The RECONFIG command can be issued at any time but you need to take into consideration that you are tying up resources by repeatedly issuing RECONFIG.
If you add agents on a daily basis, try to add them at one time and issue a single RECONFIG. If you don’t add agents, there is usually no need to issue the command. The exception to this is if you lose connectivity to one or more agents, it may be necessary to issue the RECONFIG to get reconnected. Typically if you stop and restart an agent (already defined to the Manager) it will automatically reconnect.

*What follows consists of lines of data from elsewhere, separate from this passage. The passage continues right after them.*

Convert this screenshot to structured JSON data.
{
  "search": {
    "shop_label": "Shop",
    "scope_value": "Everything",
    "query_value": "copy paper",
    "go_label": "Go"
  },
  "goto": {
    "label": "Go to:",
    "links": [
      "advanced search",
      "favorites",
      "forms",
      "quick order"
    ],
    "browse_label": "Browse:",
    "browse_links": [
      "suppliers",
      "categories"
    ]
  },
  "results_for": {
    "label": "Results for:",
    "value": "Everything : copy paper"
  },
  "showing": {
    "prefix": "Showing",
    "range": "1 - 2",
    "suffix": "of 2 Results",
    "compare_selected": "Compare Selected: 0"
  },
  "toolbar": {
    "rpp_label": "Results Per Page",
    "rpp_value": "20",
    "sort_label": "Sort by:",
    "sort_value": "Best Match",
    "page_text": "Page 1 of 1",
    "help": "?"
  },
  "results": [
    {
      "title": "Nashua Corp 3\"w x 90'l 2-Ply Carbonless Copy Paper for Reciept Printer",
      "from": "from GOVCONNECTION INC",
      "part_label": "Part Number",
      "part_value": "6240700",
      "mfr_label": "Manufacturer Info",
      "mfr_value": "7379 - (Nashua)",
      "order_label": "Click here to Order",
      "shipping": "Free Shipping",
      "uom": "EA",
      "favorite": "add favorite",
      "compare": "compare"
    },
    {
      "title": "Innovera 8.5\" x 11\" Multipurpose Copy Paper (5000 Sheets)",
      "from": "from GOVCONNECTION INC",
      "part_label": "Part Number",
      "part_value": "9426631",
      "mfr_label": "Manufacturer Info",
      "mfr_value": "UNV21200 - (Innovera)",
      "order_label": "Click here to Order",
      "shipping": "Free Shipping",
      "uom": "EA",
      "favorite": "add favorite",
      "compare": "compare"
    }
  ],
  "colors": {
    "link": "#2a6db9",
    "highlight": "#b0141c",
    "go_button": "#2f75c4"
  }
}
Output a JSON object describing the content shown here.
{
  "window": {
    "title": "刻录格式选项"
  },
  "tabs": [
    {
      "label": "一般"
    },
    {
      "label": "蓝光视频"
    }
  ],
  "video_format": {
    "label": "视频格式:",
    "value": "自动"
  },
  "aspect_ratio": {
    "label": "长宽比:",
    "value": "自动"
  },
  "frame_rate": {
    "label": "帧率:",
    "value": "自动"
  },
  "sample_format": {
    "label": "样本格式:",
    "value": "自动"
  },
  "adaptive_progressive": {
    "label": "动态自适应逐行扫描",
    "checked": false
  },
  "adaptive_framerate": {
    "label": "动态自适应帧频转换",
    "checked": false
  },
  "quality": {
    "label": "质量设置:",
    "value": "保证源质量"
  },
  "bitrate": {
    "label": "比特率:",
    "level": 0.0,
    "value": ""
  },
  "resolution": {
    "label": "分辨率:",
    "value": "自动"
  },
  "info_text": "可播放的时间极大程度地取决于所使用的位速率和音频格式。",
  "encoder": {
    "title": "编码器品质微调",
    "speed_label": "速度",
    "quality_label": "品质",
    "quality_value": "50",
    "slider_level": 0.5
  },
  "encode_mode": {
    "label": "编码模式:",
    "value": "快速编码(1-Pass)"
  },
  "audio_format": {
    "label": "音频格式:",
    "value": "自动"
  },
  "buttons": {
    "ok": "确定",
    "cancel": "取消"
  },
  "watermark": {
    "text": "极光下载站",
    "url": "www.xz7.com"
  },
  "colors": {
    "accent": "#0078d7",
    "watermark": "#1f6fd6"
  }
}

Make sure you always have the latest IAS and CA7 GA PTFs applied to provide the complete descriptive information on the LAGENT command display and the better interface functionality.
Also, if you add agents frequently, add the ADDAGENT parameter to the MANAGER statement. This allocates additional storage for future agents that might be added (so you don’t have a CA 7 outage).
Once IAS connect to an agent, the LAGENT status is at that moment. The RECONFIG basically updates the status of all agents. So, if you have not sent any messages to an agent for days, the LAGENT will show the status from days ago (assuming the agent has not be stopped and restarted).
Only if the agent was already defined to the Manager and stopped and restarted the connection is initiated from the distributed side. If the agent was never in the agent definition file the connection starts from the Manager side.
How long it could take a RECONFIG is more dependent on how a site has TCP/IP set up, not CA 7.
In an acceptable situation it takes maybe 15-20 seconds wall clock time to go through 300 agents. There are tools on the web which can provide more information of this process at your site.
For example, https://www.ultratools.com/tools/dnsHostingSpeed.
Assuming you have the latest IAS and CA7 maintenance, issue the LAGENT command and check the 'Active' column. You may see YES, NO_CON, NO_DNS, NO_MSG, NO_SOC. When all agents have been processed, you should not see NO (unless it is an alias name). This will provide a good indication of how long RECONFIG takes at your site.
Regarding when to do a RECONFIG it really depends on how often you add or remove agents and if you need to use them right away. Ideally you would want to do a RECONFIG when you are not running many jobs to agents.